“There’s a big difference between activity and productivity,” he said. “There’s no doubt that our employee population is not performing at the same level they were.”
Mr. Merritt said that after a rush of intensity during the first couple of months of the coronavirus crisis, Splunk employees were adjusting to their new routines. And many of the intangible aspects of office life were, he believes, central to some of his most meaningful work.
“How do you capture the face-to-face body language that you can’t pick up over a Zoom?” Mr. Merritt said. “I am craving going back and siting in a conference room.”
Affirm, the payments company, also went through early months of intensity.

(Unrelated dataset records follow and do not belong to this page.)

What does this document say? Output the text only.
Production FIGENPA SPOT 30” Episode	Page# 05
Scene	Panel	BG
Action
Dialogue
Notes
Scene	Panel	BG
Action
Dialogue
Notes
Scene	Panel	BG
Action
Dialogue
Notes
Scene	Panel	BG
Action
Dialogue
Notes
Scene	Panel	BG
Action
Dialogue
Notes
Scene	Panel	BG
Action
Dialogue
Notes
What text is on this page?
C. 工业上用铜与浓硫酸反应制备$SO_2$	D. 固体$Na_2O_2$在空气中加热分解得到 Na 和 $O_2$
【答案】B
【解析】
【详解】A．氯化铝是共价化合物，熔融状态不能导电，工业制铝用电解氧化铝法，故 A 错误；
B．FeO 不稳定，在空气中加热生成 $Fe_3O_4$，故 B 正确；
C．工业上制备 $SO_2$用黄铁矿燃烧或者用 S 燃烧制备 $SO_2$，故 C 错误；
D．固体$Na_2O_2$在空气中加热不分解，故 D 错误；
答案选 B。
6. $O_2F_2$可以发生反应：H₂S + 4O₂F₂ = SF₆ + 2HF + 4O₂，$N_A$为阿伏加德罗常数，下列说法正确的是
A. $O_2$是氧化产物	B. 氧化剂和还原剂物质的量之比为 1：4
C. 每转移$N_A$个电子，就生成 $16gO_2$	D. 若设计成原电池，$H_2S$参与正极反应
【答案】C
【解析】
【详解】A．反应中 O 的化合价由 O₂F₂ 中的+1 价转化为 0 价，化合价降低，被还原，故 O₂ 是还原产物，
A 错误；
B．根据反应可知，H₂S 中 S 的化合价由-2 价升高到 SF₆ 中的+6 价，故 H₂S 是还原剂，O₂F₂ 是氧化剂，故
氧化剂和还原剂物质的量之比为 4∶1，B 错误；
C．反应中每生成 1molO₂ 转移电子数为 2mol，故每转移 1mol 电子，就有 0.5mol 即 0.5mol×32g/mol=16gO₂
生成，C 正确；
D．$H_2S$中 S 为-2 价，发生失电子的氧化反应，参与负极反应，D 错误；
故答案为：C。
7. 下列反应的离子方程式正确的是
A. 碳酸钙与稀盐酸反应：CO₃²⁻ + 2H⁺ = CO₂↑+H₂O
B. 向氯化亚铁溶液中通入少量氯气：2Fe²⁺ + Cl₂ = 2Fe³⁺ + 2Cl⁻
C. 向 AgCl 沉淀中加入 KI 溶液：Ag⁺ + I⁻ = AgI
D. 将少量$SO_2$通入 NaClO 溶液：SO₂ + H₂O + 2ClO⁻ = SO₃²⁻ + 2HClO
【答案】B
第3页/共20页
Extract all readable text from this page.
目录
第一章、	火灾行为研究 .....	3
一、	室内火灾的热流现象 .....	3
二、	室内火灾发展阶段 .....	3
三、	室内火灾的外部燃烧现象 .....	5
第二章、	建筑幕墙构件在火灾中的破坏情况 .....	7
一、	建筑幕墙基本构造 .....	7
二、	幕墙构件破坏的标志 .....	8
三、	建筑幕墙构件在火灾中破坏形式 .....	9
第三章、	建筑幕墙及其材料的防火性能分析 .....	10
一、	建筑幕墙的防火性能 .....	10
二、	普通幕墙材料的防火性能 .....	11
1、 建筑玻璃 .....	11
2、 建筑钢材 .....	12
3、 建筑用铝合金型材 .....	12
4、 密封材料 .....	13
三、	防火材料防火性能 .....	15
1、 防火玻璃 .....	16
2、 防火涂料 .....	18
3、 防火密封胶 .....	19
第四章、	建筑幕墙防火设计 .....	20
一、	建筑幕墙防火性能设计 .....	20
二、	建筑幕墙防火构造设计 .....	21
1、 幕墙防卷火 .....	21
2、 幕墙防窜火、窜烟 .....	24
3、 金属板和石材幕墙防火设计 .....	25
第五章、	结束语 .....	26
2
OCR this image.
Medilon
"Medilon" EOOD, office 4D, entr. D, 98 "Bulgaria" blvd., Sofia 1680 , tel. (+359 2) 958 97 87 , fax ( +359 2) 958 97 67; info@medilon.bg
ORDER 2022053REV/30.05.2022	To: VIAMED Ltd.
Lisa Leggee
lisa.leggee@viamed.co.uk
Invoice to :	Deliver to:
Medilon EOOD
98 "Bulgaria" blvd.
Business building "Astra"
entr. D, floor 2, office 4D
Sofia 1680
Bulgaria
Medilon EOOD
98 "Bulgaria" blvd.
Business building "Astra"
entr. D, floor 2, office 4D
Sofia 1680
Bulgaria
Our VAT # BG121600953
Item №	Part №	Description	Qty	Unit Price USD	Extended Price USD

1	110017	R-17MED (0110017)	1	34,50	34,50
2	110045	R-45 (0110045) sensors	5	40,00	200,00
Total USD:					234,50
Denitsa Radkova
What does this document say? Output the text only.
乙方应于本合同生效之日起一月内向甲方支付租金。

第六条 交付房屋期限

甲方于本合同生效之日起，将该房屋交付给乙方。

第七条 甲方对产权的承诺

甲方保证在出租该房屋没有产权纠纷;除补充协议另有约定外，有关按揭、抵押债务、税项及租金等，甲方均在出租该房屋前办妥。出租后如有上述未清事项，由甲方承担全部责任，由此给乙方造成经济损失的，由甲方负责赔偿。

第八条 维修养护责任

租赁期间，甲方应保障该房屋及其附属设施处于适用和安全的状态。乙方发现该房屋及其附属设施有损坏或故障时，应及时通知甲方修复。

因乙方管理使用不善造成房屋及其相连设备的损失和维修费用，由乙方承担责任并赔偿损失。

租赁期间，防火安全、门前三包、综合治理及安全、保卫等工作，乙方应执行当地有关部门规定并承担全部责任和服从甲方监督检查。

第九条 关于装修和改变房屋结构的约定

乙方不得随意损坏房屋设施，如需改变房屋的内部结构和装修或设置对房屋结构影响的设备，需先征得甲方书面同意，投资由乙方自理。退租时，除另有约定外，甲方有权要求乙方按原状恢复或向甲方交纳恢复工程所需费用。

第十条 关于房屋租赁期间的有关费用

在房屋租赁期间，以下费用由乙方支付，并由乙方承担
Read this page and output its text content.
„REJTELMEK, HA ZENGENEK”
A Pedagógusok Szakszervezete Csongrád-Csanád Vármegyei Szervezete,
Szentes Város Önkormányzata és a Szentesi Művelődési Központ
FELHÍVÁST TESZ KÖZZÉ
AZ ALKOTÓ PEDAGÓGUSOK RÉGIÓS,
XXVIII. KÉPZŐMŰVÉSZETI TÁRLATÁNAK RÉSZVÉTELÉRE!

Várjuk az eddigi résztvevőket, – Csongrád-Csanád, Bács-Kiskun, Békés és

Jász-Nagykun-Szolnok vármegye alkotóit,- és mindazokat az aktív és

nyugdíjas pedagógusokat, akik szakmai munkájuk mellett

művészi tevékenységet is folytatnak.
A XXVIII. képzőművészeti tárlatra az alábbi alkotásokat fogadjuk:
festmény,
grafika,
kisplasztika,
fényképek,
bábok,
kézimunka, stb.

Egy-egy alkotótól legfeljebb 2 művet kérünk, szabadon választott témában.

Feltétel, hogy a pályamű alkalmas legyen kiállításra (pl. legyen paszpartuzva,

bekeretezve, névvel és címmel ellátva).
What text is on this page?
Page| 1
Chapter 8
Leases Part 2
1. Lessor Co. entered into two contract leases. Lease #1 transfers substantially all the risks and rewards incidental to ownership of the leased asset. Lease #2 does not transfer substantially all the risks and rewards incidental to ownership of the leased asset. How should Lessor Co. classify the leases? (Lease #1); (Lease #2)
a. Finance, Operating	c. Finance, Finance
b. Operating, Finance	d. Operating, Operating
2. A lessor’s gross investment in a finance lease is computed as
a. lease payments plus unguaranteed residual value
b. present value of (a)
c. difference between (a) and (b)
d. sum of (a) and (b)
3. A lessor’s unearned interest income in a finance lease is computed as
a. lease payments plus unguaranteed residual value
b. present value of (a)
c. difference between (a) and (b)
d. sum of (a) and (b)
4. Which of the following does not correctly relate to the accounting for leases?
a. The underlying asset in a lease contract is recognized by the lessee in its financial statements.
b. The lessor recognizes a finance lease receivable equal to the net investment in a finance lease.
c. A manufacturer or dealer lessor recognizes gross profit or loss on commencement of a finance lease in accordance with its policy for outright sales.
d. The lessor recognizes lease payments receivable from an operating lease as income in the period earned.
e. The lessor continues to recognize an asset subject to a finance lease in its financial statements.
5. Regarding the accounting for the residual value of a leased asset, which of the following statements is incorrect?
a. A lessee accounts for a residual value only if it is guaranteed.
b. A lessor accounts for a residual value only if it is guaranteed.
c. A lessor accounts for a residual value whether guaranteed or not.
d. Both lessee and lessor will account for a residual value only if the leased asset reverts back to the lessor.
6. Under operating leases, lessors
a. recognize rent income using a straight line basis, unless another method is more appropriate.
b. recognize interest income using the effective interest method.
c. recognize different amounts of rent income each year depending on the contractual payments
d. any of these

“There was a period of high energy, high output, where nothing could stand between you and the tasks you want to accomplish,” said Affirm’s chief executive, Max Levchin, who was a founder of PayPal. “All of us went into this hyper-productivity drive. It was like we were back in a start-up.”
Four months into the work-from-home experiment, Mr. Levchin said that employees, on balance, felt they were less productive than they had been in the office, but that managers believed their employees were more productive.
Mr. Levchin said he was concerned the pace was unsustainable. “My primary worry productivity-wise is pacing,” he said. “The mangers are telling me that there’s a real possibility of burnout.”
Hoping to prevent that, Affirm recently gave everyone an extra day off.
At Chegg, 86 percent of employees said their productivity was as good as or better than before, according to an internal survey. They attributed the uptick to not commuting and not having boundaries to the workday.